The Stop the Trawler Alliance welcomed Federal Labor’s commitment today to ban all super trawlers from Australia’s ecologically precious Small Pelagic Fishery.
Following concerted pressure and community backlash in Tasmania in particular, the Coalition government banned fishing vessels over 130m length from this fishery in 2014. However this only ruled out only a tiny handful of vessels in the global fleet. As demonstrated by the 95m Geelong Star, which unsuccessfully fished the Small Pelagic Fishery in 2015-16, this ban offered no meaningful protection for our oceans. The Geelong Star abandoned fishing our waters after failing to turn a profit and catching and killing unacceptable numbers of protected seals, dolphins and even a whale shark.
Federal Labor’s policy, if implemented, ensures that our small pelagic fish resources will not be industrialised.
“Australia’s small pelagic fish stocks are vital to the health of our oceans. They form the base of our marine food chains and are critical to supporting our marine wildlife and valuable tourism and recreational fisheries” said Adrian Meder, AMCS Fisheries Campaigner.
“On behalf of the community, the Stop the Trawler Alliance has been calling for a meaningful ban on factory freezer trawlers in the Small Pelagic Fishery for many years. We welcome this commitment,” said Laura Kelly, from Environment Tasmania.
“This announcement gives the fishing industry certainty that their reputation will no longer be tarnished by poorly-supported attempts to industrialise our Small Pelagic Fishery”

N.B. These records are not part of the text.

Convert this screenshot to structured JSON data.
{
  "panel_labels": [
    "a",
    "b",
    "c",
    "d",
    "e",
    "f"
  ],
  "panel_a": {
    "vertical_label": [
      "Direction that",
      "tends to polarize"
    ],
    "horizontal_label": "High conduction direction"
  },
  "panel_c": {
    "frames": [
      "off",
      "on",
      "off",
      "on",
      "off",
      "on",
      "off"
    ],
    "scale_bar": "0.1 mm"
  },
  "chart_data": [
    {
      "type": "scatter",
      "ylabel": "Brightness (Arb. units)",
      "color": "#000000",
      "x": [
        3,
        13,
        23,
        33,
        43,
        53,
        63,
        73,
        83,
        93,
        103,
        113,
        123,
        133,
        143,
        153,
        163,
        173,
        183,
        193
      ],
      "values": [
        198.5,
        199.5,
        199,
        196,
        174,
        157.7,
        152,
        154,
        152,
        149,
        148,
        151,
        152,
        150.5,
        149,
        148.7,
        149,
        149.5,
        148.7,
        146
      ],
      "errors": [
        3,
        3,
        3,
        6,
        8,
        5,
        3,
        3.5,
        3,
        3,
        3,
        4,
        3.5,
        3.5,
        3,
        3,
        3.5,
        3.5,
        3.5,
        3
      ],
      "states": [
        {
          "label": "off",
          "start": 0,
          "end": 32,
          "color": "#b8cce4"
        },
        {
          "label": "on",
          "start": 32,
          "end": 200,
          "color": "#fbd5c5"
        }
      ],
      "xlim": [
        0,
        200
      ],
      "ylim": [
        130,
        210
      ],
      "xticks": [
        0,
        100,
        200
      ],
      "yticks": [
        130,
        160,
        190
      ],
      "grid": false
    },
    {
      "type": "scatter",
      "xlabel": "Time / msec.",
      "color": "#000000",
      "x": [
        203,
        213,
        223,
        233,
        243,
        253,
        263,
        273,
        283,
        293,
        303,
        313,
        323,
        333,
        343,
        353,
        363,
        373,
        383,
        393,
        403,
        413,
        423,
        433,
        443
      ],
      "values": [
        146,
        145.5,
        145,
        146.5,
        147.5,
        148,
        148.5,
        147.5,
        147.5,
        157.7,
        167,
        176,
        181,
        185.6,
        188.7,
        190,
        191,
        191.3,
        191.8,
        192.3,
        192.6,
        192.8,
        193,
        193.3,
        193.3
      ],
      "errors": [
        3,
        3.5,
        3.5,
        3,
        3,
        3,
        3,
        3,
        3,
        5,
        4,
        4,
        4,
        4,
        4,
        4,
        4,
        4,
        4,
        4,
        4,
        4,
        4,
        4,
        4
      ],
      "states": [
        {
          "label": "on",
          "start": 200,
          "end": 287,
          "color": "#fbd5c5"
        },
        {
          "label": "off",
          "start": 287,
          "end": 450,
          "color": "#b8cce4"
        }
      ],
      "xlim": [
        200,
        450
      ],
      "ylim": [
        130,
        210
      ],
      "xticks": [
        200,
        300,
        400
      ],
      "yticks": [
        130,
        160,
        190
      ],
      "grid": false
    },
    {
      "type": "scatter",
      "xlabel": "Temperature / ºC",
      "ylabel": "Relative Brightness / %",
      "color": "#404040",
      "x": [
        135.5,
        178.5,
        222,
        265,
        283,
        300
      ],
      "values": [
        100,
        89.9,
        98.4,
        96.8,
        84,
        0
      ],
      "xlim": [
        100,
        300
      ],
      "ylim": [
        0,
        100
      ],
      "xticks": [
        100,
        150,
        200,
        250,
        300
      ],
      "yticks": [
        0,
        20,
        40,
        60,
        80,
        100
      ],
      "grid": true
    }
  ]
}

“The Australian community now has hope that industrial fishing through super trawlers may finally be ruled out of our oceans. The current 130m ban on fishing vessels is nothing more than smoke and mirrors” said Tasmanian recreational fisher Nobby Clark.
“We call on all parties to commit to banning supertrawlers, and call on the current government to introduce the ban as a matter of urgency,” said Jon Bryan from the Tasmanian Conservation Trust. “This ban will give significant protection to recreational fisheries and the marine environment.”

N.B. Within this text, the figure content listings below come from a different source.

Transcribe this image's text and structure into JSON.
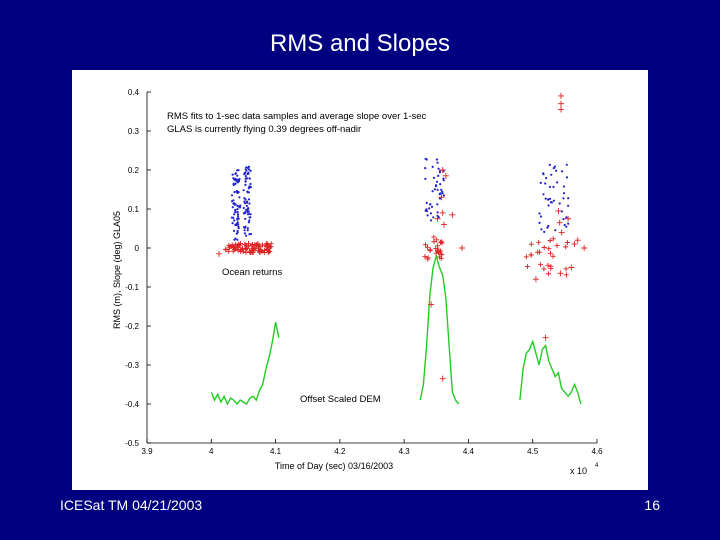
{
  "slide": {
    "title": "RMS and Slopes",
    "footer_left": "ICESat TM 04/21/2003",
    "page_number": "16"
  },
  "chart_data": {
    "type": "scatter",
    "xlabel": "Time of Day (sec) 03/16/2003",
    "ylabel": "RMS (m), Slope (deg) GLA05",
    "x_multiplier": "x 10",
    "x_multiplier_exp": "4",
    "xlim": [
      3.9,
      4.6
    ],
    "ylim": [
      -0.5,
      0.4
    ],
    "x_ticks": [
      "3.9",
      "4",
      "4.1",
      "4.2",
      "4.3",
      "4.4",
      "4.5",
      "4.6"
    ],
    "y_ticks": [
      "0.4",
      "0.3",
      "0.2",
      "0.1",
      "0",
      "-0.1",
      "-0.2",
      "-0.3",
      "-0.4",
      "-0.5"
    ],
    "annotations": {
      "line1": "RMS fits to 1-sec data samples and average slope over 1-sec",
      "line2": "GLAS is currently flying 0.39 degrees off-nadir",
      "ocean": "Ocean returns",
      "dem": "Offset Scaled DEM"
    },
    "colors": {
      "slope": "#2222cc",
      "rms": "#dd2222",
      "dem": "#22cc22",
      "background": "#000080"
    },
    "series": [
      {
        "kind": "slope-points",
        "segments": [
          {
            "x": [
              4.032,
              4.045
            ],
            "y_center": 0.11,
            "y_spread": 0.09,
            "count": 70
          },
          {
            "x": [
              4.05,
              4.062
            ],
            "y_center": 0.12,
            "y_spread": 0.09,
            "count": 70
          },
          {
            "x": [
              4.332,
              4.362
            ],
            "y_center": 0.15,
            "y_spread": 0.08,
            "count": 45
          },
          {
            "x": [
              4.51,
              4.557
            ],
            "y_center": 0.13,
            "y_spread": 0.09,
            "count": 45
          }
        ]
      },
      {
        "kind": "rms-points",
        "segments": [
          {
            "x": [
              4.022,
              4.094
            ],
            "y_center": 0.0,
            "y_spread": 0.012,
            "count": 90
          },
          {
            "x": [
              4.33,
              4.36
            ],
            "y_center": 0.0,
            "y_spread": 0.03,
            "count": 25
          },
          {
            "x": [
              4.49,
              4.56
            ],
            "y_center": -0.02,
            "y_spread": 0.05,
            "count": 25
          }
        ],
        "outliers": [
          {
            "x": 4.012,
            "y": -0.015
          },
          {
            "x": 4.544,
            "y": 0.39
          },
          {
            "x": 4.544,
            "y": 0.37
          },
          {
            "x": 4.544,
            "y": 0.355
          },
          {
            "x": 4.36,
            "y": 0.2
          },
          {
            "x": 4.365,
            "y": 0.185
          },
          {
            "x": 4.358,
            "y": 0.13
          },
          {
            "x": 4.36,
            "y": 0.09
          },
          {
            "x": 4.352,
            "y": 0.075
          },
          {
            "x": 4.362,
            "y": 0.06
          },
          {
            "x": 4.375,
            "y": 0.085
          },
          {
            "x": 4.39,
            "y": 0.0
          },
          {
            "x": 4.342,
            "y": -0.145
          },
          {
            "x": 4.36,
            "y": -0.335
          },
          {
            "x": 4.52,
            "y": -0.23
          },
          {
            "x": 4.54,
            "y": 0.095
          },
          {
            "x": 4.542,
            "y": 0.065
          },
          {
            "x": 4.555,
            "y": 0.075
          },
          {
            "x": 4.545,
            "y": 0.04
          },
          {
            "x": 4.565,
            "y": 0.01
          },
          {
            "x": 4.57,
            "y": 0.02
          },
          {
            "x": 4.58,
            "y": 0.0
          },
          {
            "x": 4.56,
            "y": -0.05
          },
          {
            "x": 4.543,
            "y": -0.065
          },
          {
            "x": 4.505,
            "y": -0.08
          }
        ]
      },
      {
        "kind": "dem-line",
        "segments": [
          {
            "x": [
              4.0,
              4.005,
              4.01,
              4.015,
              4.02,
              4.025,
              4.03,
              4.035,
              4.04,
              4.045,
              4.05,
              4.055,
              4.06,
              4.065,
              4.07,
              4.075,
              4.08,
              4.085,
              4.09,
              4.095,
              4.1,
              4.105
            ],
            "y": [
              -0.37,
              -0.39,
              -0.375,
              -0.395,
              -0.38,
              -0.4,
              -0.385,
              -0.39,
              -0.4,
              -0.39,
              -0.395,
              -0.4,
              -0.385,
              -0.38,
              -0.39,
              -0.365,
              -0.35,
              -0.31,
              -0.28,
              -0.24,
              -0.19,
              -0.23
            ]
          },
          {
            "x": [
              4.325,
              4.33,
              4.335,
              4.34,
              4.345,
              4.35,
              4.355,
              4.36,
              4.365,
              4.37,
              4.375,
              4.38,
              4.385
            ],
            "y": [
              -0.39,
              -0.35,
              -0.25,
              -0.12,
              -0.05,
              -0.02,
              -0.05,
              -0.07,
              -0.13,
              -0.25,
              -0.37,
              -0.39,
              -0.4
            ]
          },
          {
            "x": [
              4.48,
              4.485,
              4.49,
              4.495,
              4.5,
              4.505,
              4.51,
              4.515,
              4.52,
              4.525,
              4.53,
              4.535,
              4.54,
              4.545,
              4.55,
              4.555,
              4.56,
              4.565,
              4.57,
              4.575
            ],
            "y": [
              -0.39,
              -0.31,
              -0.27,
              -0.26,
              -0.24,
              -0.27,
              -0.3,
              -0.26,
              -0.25,
              -0.29,
              -0.31,
              -0.33,
              -0.32,
              -0.36,
              -0.37,
              -0.38,
              -0.37,
              -0.35,
              -0.37,
              -0.4
            ]
          }
        ]
      }
    ]
  }
}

Australia should not be seeking to industrialise marginal fisheries by introducing fishing that has been banned elsewhere. Instead we should be aiming to do our best with the precious fishery resources we have already developed. Our Small Pelagic Fishery resource is most valuable when it is supporting marine wildlife, tourism and our recreational fisheries; not being shipped overseas for a few pennies or ground into aquaculture feed.